As the financial implications of the last year become clearer to universities, ensuring students receive the curricula and teaching promised, and that students commit to their university offer, will be important in balancing the books. The summer of 2020, the time that central university senior managers took unprecedented control over the design and delivery of diverse subject and disciplinary curricula, will be a moment of the sector’s history of the pandemic. Going forward, they will need to take their place once again on the field alongside academic teaching staff, the students, employers and PRSBs.

2 responses to “Who owns the curriculum?

  1. You cannot discuss curriculum without discussing knowledge- rather than as seems the case here, delivery mechanism. While subject discipline is considered the cornerstone of curriculum, power will always reside with those who determine the nature of knowledge to be learned ie academics

    Shell frameworks which have been around over twenty years, make no assumption of subject and enable learners to determine which knowledge they will co-create. A shell frameworks is a whole programme learning by contract where the award title and curriculum is negotiated between tutor(s) and learner(s) to suit the needs of the latter.

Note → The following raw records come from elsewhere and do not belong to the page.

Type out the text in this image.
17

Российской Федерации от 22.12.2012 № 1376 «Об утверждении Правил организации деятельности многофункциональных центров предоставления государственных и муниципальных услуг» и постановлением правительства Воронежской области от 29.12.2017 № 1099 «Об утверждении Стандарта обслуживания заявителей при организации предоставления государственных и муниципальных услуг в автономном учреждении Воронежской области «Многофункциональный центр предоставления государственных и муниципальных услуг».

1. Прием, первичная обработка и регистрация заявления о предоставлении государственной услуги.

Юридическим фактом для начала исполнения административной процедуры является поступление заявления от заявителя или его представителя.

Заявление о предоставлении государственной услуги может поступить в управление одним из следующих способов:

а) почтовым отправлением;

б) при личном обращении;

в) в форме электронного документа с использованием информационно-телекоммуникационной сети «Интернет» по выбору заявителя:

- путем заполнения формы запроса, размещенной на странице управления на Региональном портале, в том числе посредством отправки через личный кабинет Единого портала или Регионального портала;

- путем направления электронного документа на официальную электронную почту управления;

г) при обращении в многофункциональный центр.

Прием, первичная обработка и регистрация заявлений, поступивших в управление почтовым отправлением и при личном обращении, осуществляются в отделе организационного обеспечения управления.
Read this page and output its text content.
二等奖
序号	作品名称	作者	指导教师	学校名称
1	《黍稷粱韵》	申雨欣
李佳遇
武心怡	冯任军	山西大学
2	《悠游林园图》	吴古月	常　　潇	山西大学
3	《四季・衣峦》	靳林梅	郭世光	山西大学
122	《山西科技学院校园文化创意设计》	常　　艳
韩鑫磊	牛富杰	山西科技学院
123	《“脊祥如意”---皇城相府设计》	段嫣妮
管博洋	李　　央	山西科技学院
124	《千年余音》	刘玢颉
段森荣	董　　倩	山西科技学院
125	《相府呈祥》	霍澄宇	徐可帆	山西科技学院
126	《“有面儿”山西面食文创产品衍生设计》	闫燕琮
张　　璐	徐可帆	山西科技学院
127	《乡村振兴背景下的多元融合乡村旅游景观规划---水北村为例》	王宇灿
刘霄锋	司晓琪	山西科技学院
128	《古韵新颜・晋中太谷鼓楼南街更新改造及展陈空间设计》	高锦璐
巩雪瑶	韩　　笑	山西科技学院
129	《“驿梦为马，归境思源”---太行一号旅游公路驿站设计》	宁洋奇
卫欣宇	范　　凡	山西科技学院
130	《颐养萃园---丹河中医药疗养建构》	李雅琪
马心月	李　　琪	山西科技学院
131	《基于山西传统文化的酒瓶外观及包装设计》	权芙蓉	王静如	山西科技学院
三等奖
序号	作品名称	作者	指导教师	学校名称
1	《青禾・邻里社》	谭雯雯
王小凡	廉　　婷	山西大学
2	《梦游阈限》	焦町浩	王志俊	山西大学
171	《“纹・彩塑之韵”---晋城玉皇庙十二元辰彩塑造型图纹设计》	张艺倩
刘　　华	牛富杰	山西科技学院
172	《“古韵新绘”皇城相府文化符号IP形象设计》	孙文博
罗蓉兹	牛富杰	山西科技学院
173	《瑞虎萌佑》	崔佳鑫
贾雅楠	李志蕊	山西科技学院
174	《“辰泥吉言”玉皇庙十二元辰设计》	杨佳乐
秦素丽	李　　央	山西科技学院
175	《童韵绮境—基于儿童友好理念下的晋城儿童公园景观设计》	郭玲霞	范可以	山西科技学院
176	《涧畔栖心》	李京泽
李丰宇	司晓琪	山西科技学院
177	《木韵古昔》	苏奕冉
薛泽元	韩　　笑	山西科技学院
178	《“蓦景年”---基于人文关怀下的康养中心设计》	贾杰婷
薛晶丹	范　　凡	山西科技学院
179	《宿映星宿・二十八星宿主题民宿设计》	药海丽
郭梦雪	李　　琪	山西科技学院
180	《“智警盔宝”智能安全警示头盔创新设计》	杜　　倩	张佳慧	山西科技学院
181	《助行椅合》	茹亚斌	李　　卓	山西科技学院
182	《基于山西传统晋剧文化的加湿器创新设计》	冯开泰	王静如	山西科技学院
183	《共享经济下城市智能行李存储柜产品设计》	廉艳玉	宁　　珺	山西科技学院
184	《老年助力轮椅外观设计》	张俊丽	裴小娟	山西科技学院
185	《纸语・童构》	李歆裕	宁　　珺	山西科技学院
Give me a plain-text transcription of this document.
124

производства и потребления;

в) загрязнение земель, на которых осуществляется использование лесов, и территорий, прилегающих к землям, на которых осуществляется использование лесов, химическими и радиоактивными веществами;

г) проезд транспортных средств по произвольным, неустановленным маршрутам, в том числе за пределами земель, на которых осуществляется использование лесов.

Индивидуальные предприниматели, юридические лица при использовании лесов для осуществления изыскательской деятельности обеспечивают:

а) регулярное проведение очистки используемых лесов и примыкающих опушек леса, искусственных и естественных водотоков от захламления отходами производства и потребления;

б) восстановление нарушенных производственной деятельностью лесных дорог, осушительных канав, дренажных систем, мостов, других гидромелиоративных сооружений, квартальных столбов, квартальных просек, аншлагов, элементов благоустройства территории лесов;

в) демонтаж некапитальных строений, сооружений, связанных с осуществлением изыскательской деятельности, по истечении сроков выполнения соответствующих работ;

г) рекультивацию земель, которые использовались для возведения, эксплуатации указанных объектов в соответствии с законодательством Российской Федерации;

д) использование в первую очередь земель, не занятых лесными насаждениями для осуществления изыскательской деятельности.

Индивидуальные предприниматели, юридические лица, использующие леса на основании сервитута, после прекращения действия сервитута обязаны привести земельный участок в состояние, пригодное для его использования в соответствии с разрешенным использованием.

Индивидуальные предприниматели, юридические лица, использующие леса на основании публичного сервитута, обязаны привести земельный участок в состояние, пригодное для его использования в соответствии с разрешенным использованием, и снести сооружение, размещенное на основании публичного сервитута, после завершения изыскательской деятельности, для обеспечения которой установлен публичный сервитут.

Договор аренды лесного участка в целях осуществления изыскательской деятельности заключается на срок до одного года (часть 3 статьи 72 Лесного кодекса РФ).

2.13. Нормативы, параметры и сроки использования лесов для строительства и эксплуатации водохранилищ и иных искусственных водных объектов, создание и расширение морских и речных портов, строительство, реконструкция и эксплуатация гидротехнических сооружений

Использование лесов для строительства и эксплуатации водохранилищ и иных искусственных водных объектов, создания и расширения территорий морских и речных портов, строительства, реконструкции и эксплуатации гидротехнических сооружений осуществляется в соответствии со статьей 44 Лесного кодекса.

    Most academics see their role as instruction in an academic discipline rather than disciplinary (and non-disciplinary) knowledge being used to suit the interests of the learner.

  2. Forced digitisation of the curricula, especially in the mode of delivery, came as a shock to most of the HE institutions in the UK.

    As a result, and due to the inherent inertia and bureaucracy public institutions have, the importance of the content and knowledge is superseded by the complexities of online delivery.

    These complexities along with more philosophical challenges of programme design have always been in the heart of private HE institutions at least in the UK. Consequently, those universities were forced to deal with such questions much earlier (perhaps 5-6 yrs ago) and they were better suited to change and adopt under the pandemic. To them, working from home and delivering exclusively online was another day at work.

    Perhaps it is worth looking at the knowledge and lessons they have acquired instead of resolving to more academic approaches like the ones promoted by OfS and other agencies.